We’re entering an era of atomic messaging. As Twitter’s brevity and mobility attract more users along its inexorable march to a billion, the marketing community is realizing that short is smart. Long-form media are not doomed, but the engagement bar keeps rising with respect to intensity and immediacy. As radio served notice to print, and email made direct work harder to remain relevant, now social (with an emphasis on short) is telling all media channels one thing: Get to the point.
This urgency reignites a long-time problem for marketers. It’s easier to string together reactive communications than it is to structure an integrated campaign. But that integration is precisely what the Great Twitter Rush will impose on marketers. Because you can’t establish a broader, more thoughtful context in a 140-character communication -- you must have established the base already. And short-form messaging needs to lead people back to the brand itself.
In other words, Twitter must be integrated into a pre-thought strategic construct. Winning with it is ultimately a matter of experience integration. You have to build for the experience, and build experience upon experience. Tweets can lead to treats or treatises, depending on what is appropriate for the brand. The key is that they lead to something.
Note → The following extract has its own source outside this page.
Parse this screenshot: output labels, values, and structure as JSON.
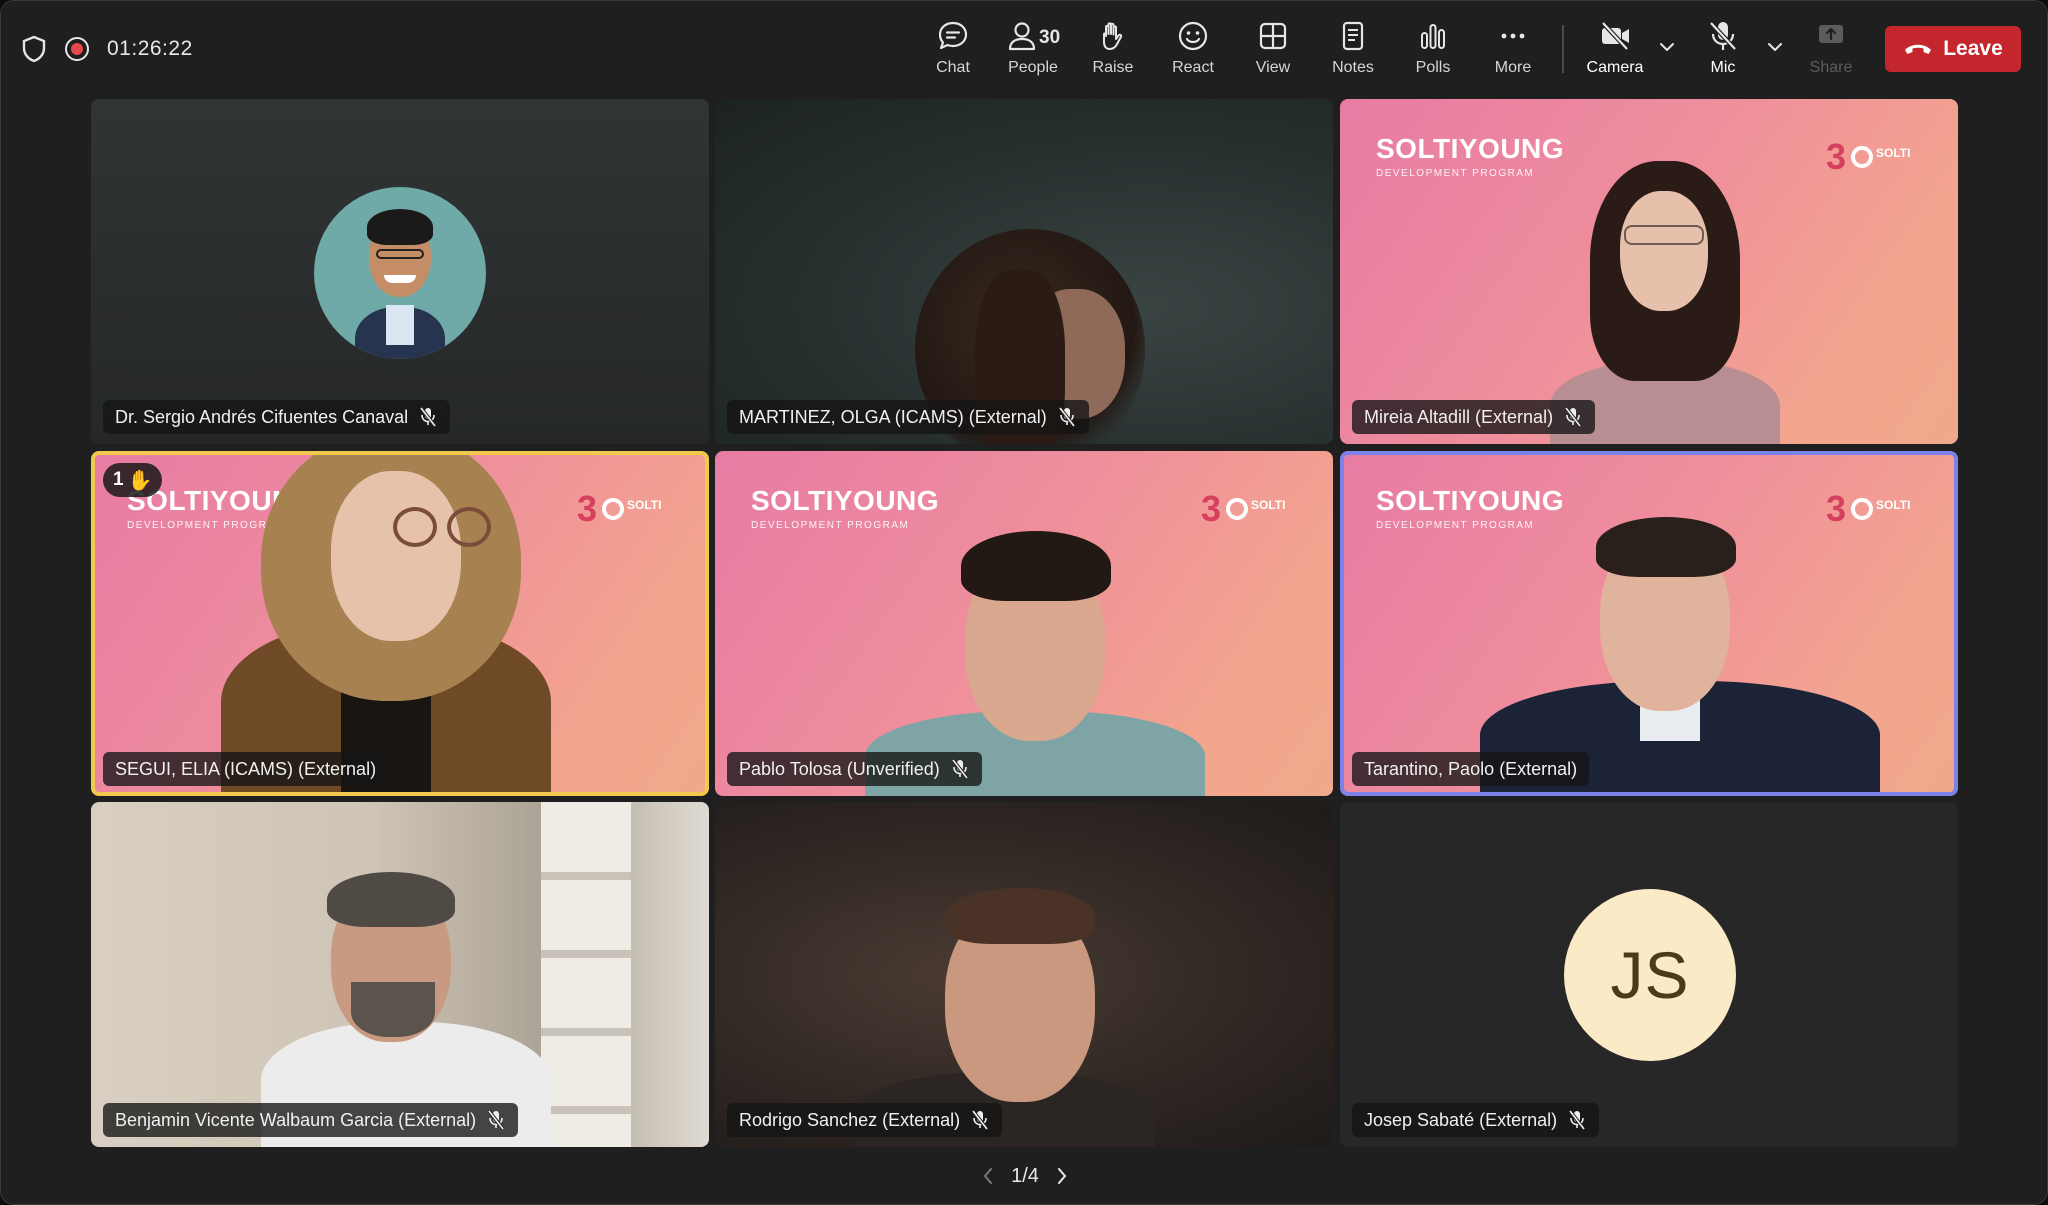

Twitter is built for speed. Speed can still work for thoughtful propositions, provided that the speed creates meaningful connections. The faster we go, however, the more grounded we need to be. Optimizing for Twitter isn’t about what you do on it -- it’s what you build from it.
With each tweet, the attraction is in the offer. Sometimes it’s self-encapsulated -- an iota of information of value for a brand’s fans, in which case the context comes pre-established (they’re fans). It usually points to some other engagement content that leads to another, and another, and another. And that’s where the forward vision and infrastructure come in.
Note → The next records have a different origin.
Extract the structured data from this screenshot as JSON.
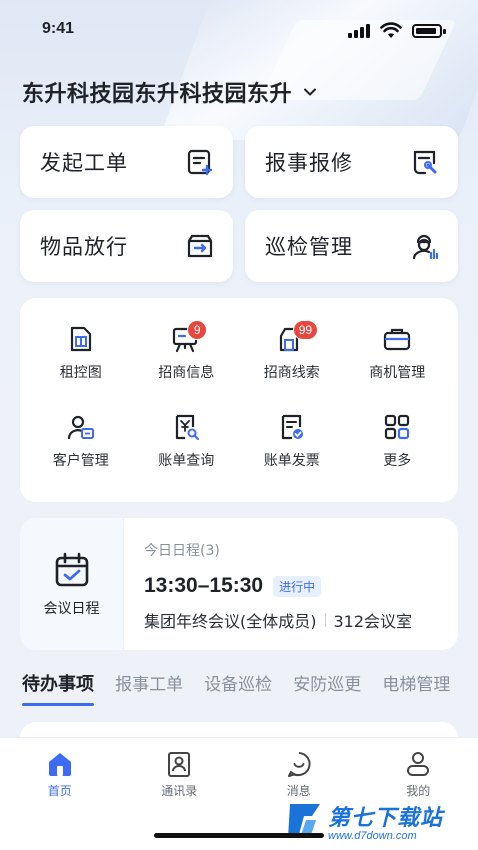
{
  "status_bar": {
    "time": "9:41"
  },
  "header": {
    "title": "东升科技园东升科技园东升"
  },
  "quick_actions": [
    {
      "label": "发起工单",
      "icon": "create-ticket-icon"
    },
    {
      "label": "报事报修",
      "icon": "repair-report-icon"
    },
    {
      "label": "物品放行",
      "icon": "item-release-icon"
    },
    {
      "label": "巡检管理",
      "icon": "inspection-icon"
    }
  ],
  "grid_menu": [
    {
      "label": "租控图",
      "icon": "rent-control-icon"
    },
    {
      "label": "招商信息",
      "icon": "investment-info-icon",
      "badge": "9"
    },
    {
      "label": "招商线索",
      "icon": "investment-leads-icon",
      "badge": "99"
    },
    {
      "label": "商机管理",
      "icon": "opportunity-icon"
    },
    {
      "label": "客户管理",
      "icon": "customer-icon"
    },
    {
      "label": "账单查询",
      "icon": "bill-search-icon"
    },
    {
      "label": "账单发票",
      "icon": "bill-invoice-icon"
    },
    {
      "label": "更多",
      "icon": "more-grid-icon"
    }
  ],
  "schedule": {
    "label": "会议日程",
    "count_text": "今日日程(3)",
    "time": "13:30–15:30",
    "status": "进行中",
    "title": "集团年终会议(全体成员)",
    "room": "312会议室"
  },
  "tabs": [
    "待办事项",
    "报事工单",
    "设备巡检",
    "安防巡更",
    "电梯管理"
  ],
  "bottom_nav": [
    {
      "label": "首页",
      "icon": "home-icon"
    },
    {
      "label": "通讯录",
      "icon": "contacts-icon"
    },
    {
      "label": "消息",
      "icon": "message-icon"
    },
    {
      "label": "我的",
      "icon": "profile-icon"
    }
  ],
  "watermark": {
    "main": "第七下载站",
    "sub": "www.d7down.com"
  },
  "colors": {
    "accent": "#3d6cf2",
    "badge": "#e8473f",
    "text": "#1f2329"
  }
}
To get to meaningful engagement, marketers need to plan for the entire molecular chain upfront -- in ways that leave room for reaction, of course -- so the short pop that shows up in someone’s feed leads to a series of engagements that accumulate meaningful mass (and maybe even a sale or two).
Think of it this way: We’re used to building beaches by the truckload. Now we have to build a beach one grain of sand at a time. So it’s even more important to keep the beach in mind.
This is why contest programs that use Twitter on the front end work well. There’s a complete -- sometimes elaborate -- system in place to usher people through the chain. The thinking has been done in advance. Twitter is the lead on top of the program. Another example in B2B is research, which allows for Twitter's front end to lead to capture pages for executive summary, full report, comments and requests for presentation that can be followed up by sales reps. Both are reward-based. One reward is a prize, and the other is intelligence.
When you don’t have an offer within a natural chain, it becomes harder to integrate the short-form messaging. The grains must be sprinkled with the beach in mind. By the beach, we mean the overall experience of the brand. We’re talking your role in people’s lives and aspirations.
In practice, that means principles first. What kind of short-form content is authentic to the brand? What is on-role? What is on-permission with your audience? You can’t prescribe the language -- you can only establish the principles, so everyone is grounded in why you’re using the platform. If Twitter’s in your mix today, does it reflect your core message and connection? Hint: If you have a roomful of interns cranking out tweets, you’re not there yet.
Twitter and its cousins will work their way into the marketing surround one program at a time. As they do, marketers must learn to generate power in context: the creation of a chain of experiences that is triggered by something as short as 140 characters.